I try to go Live on a semi-regular basis, which I think gives us a chance to just hang out in a less formal capacity(not that my TikToks are in any way formal, to begin with). Sometimes I do my makeup and answer questions, other times I’m just kinda bopping along to music and chatting about life and fandom-related stuff. It really depends on what I’m feeling up to on the day.

What do you think of the idea of cancel culture?

Cancel culture is complicated, for sure. People make mistakes, and depending on the offense and the scale of that person’s platform, dollars to donuts they’ll get dragged for it. I think that should be a wake-up call/opportunity to take accountability, apologize with sincerity, and do better—which I believe everyone deserves. People talk a lot about accountability, but I’ve yet to see someone who has gotten “cancelled” have that translate in a concrete way, especially when it comes to influencers. Most of them still have gigantic platforms, brand deals, and haven’t even apologized for the thing that got them cancelled in the first place. Some even benefit from being cancelled. I’ve noticed this to be especially true of individuals who have been exposed for wrongdoings against Black creators in regards to cultural appropriation, content theft, and slur usage. So as it stands, I think cancel culture is still in many ways, a myth. 

How much of your true self do you show online?

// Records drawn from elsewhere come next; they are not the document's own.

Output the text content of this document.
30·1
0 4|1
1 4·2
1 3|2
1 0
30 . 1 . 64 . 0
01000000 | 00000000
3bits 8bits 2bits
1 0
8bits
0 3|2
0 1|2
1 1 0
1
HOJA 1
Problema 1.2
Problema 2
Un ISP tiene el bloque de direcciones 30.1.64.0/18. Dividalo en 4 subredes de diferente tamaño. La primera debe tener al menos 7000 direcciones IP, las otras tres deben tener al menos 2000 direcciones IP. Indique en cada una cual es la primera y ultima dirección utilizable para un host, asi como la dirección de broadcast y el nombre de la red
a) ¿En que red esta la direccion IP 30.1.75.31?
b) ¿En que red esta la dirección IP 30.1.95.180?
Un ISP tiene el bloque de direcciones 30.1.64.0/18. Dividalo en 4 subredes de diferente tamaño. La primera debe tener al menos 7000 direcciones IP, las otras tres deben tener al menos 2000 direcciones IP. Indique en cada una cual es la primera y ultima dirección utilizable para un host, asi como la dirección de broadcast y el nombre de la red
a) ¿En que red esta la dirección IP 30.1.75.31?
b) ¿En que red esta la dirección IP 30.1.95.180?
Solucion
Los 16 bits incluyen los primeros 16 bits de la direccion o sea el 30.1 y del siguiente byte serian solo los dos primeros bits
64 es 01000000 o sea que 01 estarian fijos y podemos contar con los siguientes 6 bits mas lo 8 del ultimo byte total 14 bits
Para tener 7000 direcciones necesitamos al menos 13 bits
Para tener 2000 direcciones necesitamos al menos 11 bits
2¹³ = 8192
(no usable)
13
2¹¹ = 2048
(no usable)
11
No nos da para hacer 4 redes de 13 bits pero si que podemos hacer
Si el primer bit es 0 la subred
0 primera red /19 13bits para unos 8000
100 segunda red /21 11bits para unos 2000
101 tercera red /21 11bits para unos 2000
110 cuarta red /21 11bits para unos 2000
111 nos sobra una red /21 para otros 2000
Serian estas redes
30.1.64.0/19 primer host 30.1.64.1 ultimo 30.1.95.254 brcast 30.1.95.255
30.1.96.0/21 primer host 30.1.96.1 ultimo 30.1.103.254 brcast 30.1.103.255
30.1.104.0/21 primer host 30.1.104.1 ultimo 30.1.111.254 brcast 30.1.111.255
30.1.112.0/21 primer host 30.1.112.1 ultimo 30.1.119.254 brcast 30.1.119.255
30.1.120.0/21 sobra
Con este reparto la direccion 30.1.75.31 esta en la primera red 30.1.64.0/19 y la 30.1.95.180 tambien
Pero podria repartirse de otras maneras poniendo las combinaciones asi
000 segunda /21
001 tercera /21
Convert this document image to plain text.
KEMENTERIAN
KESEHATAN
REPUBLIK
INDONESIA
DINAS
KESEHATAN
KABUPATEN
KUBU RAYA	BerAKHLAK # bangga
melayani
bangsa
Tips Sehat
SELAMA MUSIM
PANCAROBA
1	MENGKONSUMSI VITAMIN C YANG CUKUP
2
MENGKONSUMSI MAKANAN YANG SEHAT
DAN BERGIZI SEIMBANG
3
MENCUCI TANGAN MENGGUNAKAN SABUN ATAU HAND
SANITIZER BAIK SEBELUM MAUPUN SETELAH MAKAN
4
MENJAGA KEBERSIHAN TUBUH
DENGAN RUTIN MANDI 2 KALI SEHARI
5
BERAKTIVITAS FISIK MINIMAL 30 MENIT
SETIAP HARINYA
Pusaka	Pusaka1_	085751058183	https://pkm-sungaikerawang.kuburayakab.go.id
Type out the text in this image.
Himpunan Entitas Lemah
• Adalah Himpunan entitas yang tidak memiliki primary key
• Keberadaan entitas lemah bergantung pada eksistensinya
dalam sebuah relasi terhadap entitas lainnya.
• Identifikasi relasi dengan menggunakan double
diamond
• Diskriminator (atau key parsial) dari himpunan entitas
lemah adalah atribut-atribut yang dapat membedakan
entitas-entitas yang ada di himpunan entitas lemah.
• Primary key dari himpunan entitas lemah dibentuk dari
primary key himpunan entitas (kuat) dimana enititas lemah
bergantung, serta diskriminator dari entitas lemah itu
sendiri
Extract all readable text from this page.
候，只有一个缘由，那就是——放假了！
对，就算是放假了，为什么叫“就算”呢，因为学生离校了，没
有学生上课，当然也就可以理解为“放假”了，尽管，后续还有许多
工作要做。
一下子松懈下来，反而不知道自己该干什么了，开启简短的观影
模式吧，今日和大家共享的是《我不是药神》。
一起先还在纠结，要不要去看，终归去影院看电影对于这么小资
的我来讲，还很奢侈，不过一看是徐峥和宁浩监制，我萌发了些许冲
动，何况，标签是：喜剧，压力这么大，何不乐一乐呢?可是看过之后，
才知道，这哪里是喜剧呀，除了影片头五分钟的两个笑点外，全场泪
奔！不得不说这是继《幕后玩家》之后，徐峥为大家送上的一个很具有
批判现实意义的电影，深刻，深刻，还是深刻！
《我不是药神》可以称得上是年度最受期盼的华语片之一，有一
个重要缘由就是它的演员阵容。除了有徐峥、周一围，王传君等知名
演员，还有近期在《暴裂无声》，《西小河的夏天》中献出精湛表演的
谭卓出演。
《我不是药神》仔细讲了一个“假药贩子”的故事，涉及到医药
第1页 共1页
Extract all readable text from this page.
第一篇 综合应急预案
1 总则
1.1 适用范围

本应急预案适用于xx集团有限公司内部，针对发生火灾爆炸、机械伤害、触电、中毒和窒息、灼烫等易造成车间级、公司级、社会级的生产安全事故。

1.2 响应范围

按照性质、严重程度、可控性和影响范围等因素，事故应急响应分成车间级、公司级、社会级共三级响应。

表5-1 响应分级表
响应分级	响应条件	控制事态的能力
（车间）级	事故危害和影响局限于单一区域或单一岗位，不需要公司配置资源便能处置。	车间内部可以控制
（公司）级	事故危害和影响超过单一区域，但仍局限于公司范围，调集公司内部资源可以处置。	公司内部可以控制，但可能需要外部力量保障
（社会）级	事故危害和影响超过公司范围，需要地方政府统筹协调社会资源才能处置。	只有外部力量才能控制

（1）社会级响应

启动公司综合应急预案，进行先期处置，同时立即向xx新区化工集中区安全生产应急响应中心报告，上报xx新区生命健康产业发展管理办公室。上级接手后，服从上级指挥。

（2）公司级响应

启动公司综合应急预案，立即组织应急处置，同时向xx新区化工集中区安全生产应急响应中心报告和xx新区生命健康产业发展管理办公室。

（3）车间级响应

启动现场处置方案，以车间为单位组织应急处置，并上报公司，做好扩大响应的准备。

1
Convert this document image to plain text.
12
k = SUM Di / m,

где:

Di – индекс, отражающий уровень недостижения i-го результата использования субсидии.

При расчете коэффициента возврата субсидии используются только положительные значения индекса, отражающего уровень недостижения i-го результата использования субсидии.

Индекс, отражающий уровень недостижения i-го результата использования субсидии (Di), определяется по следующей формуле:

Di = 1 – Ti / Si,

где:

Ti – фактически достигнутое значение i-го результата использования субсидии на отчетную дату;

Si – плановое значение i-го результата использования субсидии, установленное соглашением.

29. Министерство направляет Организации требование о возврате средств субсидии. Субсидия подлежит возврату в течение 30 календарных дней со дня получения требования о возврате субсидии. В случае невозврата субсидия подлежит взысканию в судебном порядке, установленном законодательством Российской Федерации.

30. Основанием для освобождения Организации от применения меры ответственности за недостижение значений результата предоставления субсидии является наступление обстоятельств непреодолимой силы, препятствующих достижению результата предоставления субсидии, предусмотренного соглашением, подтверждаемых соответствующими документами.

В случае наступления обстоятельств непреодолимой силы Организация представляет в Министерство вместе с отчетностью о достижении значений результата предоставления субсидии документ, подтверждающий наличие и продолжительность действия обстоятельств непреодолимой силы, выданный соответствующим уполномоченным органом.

I give a lot, perhaps at times too much, of my authentic self to my platform. That being said, I also have very strict boundaries. I don’t play games when it comes to my loved ones and I think posting about my private life in terms of family or my relationship with my significant other would be a mistake. Having haters comes with having a platform, but I have no interest in exposing people I care deeply for to that kind of energy for the sake of clout. On the flip side, people oftentimes mean well and are genuinely curious, but the undercurrent of that is still this sort of entitlement to know someone more than they’ve elected to share. Having a presence online can be very overwhelming, and I’m extremely thankful that my private life is not only still private but a stable, loving oasis away from that.

What’s one of the best interactions you’ve ever had with someone who follows you?

Oh, boy. If I had a nickel for every time I’ve gotten recognized in a public restroom! For some reason, I always meet the best people there. About a month ago I was out celebrating a friend’s birthday at a bar and I ran into a group of very lovely, very inebriated ladies that follow me on TikTok while waiting in line for the bathroom. For the first fifteen seconds it was just this crazy feedback loop of shocked, happy screaming between the five of us. They were so kind and respectful about asking for pictures, and we had a really fun chat about Baked Takes for a bit before going our separate ways (or stalls, I should say). I’m still quite flustered and embarrassed whenever it comes to being spotted in real life and I’m not sure when it’ll stop feeling like I’m in The Twilight Zone, but I definitely felt safe and loved that night.

What is your most treasured tool?

Easy. My mushroom bong.

What holds you accountable?

NSYNC put it best: it’s gonna be me. In that regard, I am my biggest fan and harshest critic. I manage myself, which means I have to be the one to set my schedule in terms of posting (the in-app Analytics page is a good friend of mine!). In terms of the content itself, what’s most important to me is that I’m enjoying the process of creation, and what I’m putting out into the world isn’t malicious or hurting anyone (including myself) in any way. In these times laughter is a gift, and if I can make even one person crack a smile with my content, I’ve done my job.

Thank you, Kadija, for talking with us!